CPU Bursting
CPU bursting is a feature of SmartOS that allows hosted web applications in a zone to temporarily use more CPU cycles than is allocated to a virtual machine, providing a temporary performance boost.
Baseline vs. Cap¶
Virtual machines running SmartOS have a flexible and inflexible number of CPU cycles available at any time: baseline and cap. The CPU cap is the maximum amount of CPU cycles available to a virtual machine at any given time. The CPU baseline is a percentage of the CPU cap and is the number of CPU cycles available to it without the need to burst. When a hosted web application experiences a high volume of throughput, the virtual machine hosting the application can use CPU bursting to consume CPU cycles that exceed the baseline limit for a short period of time.
The amount a virtual machine can burst depends on how much of the CPU resource pool is available.
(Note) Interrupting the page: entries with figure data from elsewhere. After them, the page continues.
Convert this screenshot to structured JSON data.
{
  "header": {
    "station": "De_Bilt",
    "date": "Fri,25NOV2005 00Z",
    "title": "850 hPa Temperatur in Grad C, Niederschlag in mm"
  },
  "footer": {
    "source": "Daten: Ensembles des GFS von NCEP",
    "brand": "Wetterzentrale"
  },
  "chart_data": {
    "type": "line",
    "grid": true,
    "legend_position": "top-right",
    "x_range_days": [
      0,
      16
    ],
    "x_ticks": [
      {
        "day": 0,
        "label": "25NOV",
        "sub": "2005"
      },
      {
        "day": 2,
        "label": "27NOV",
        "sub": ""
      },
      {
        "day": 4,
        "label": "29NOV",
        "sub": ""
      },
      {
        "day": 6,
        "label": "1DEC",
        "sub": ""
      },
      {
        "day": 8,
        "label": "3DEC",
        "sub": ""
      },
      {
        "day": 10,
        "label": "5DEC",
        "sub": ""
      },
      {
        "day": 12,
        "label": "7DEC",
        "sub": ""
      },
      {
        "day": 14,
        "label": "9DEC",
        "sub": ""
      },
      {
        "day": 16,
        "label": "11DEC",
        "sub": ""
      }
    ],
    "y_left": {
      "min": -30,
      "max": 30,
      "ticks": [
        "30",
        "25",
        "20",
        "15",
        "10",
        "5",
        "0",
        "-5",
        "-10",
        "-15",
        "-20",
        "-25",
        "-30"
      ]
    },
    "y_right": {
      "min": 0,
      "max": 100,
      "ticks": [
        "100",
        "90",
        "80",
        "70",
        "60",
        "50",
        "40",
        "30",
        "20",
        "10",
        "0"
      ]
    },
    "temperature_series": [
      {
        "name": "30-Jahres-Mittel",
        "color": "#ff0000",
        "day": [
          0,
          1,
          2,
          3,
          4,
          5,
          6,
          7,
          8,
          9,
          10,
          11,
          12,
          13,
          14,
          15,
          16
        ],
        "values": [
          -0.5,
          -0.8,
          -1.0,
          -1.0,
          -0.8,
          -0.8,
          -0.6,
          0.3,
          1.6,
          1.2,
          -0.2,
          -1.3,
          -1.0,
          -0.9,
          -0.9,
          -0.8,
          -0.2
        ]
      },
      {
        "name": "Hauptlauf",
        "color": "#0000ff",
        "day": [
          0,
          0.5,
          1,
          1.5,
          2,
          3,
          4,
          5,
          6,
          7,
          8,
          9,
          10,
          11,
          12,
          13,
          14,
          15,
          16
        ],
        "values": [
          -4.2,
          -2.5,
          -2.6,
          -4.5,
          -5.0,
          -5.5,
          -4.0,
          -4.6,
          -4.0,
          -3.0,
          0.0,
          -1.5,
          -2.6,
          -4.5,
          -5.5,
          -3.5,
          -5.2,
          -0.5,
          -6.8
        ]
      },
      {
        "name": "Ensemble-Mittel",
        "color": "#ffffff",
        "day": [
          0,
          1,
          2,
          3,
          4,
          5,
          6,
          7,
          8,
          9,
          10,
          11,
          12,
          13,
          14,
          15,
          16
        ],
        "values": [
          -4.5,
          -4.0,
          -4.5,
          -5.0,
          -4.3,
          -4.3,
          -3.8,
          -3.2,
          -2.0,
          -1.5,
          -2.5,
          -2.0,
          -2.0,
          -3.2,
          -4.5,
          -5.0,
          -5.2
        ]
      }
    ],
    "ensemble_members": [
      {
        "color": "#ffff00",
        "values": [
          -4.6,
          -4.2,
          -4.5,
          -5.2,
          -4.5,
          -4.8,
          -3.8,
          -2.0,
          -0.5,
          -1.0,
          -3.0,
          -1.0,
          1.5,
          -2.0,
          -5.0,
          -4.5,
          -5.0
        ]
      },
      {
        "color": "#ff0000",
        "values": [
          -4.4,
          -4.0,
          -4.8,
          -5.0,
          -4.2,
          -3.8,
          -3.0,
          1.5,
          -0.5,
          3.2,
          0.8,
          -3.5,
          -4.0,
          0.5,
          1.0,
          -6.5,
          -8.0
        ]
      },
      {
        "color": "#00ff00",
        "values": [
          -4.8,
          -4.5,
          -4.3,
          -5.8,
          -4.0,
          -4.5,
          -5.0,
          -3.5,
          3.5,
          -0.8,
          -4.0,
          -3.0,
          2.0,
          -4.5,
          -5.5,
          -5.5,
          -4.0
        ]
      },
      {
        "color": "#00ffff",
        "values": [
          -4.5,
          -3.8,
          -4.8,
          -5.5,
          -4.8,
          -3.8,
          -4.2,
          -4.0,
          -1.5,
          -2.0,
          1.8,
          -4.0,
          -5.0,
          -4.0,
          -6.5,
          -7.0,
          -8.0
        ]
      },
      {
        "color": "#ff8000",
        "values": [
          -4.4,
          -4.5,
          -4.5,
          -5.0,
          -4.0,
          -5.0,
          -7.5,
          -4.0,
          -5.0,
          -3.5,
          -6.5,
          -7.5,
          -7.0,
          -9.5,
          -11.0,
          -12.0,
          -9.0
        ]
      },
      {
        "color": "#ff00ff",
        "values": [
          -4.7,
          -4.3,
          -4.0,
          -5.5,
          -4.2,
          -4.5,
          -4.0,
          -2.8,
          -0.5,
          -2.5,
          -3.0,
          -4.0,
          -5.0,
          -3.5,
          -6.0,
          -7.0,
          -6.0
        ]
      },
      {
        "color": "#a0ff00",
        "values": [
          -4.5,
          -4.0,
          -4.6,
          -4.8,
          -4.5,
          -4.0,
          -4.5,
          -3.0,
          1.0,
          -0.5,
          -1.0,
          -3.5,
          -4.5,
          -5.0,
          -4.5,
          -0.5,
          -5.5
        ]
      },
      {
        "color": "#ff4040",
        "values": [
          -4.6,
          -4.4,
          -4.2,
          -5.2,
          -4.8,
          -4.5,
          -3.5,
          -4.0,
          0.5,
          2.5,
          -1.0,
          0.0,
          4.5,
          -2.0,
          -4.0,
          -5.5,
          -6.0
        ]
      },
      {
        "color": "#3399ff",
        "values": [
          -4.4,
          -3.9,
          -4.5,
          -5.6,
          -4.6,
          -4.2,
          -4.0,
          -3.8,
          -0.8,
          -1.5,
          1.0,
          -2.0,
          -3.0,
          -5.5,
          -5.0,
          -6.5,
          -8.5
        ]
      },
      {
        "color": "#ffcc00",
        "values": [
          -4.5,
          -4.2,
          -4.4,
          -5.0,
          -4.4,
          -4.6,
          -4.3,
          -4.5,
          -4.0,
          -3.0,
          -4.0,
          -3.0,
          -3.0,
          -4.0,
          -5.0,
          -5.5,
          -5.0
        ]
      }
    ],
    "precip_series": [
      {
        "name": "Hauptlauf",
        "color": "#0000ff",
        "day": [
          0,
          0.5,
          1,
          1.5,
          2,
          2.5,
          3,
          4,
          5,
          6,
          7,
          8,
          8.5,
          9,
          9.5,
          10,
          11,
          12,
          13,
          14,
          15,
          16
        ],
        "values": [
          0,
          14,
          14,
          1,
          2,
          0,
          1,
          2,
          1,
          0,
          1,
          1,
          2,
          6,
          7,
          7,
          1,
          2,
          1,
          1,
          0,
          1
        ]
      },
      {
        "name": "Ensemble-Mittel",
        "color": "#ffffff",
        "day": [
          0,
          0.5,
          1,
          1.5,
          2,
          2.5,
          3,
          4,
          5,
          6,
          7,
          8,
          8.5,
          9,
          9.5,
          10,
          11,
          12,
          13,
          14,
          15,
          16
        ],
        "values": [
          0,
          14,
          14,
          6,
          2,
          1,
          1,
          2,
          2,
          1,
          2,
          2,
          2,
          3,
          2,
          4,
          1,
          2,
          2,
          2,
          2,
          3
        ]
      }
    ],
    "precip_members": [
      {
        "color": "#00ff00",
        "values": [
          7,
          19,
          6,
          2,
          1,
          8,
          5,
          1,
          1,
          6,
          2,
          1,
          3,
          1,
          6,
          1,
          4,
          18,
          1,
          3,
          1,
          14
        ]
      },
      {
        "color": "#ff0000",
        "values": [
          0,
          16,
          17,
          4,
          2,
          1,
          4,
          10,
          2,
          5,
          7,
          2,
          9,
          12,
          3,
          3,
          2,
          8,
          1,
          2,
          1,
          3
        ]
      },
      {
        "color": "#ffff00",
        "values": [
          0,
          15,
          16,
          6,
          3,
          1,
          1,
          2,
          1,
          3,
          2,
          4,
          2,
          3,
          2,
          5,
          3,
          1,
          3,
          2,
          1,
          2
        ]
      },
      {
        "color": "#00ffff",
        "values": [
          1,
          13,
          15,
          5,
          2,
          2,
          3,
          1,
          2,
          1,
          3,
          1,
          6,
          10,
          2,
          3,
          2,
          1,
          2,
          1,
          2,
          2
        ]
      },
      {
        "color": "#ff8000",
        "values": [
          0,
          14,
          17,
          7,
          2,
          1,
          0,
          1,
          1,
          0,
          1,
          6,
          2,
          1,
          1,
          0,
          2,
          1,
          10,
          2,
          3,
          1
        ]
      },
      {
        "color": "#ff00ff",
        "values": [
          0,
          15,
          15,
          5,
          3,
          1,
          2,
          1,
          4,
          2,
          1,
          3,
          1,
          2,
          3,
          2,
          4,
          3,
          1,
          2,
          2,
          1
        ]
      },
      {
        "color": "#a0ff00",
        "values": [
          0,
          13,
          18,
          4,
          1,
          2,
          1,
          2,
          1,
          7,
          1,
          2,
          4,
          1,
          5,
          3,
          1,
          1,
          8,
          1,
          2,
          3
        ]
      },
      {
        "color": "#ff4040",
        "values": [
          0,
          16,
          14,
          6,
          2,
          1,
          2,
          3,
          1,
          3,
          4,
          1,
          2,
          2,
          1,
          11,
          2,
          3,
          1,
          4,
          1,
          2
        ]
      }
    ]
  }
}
If only a single virtual machine in a datacenter needs to burst, it can use as many CPU cycles as is needed (up to the cap limit). If multiple virtual machines in a datacenter need to burst at the same time, they will share available cycles in the resource pool.
The amount of time a virtual machine can burst is set as a property in the global zone. If a virtual machine continues to burst past the allocated time limit, the CPU cap for that virtual machine is temporarily reduced to the value of the CPU baseline, effectively disabling bursting.
When an application is placed in a reduced cap state for bursting too long, a timer begins to countdown that determines how long the application remains in a reduced cap state. The CPU cap is reset to the original value and bursting is re-enabled once the timer counts down to zero. The amount of time a virtual machine must stay in a reduced CPU cap state is also set as a property in the global zone.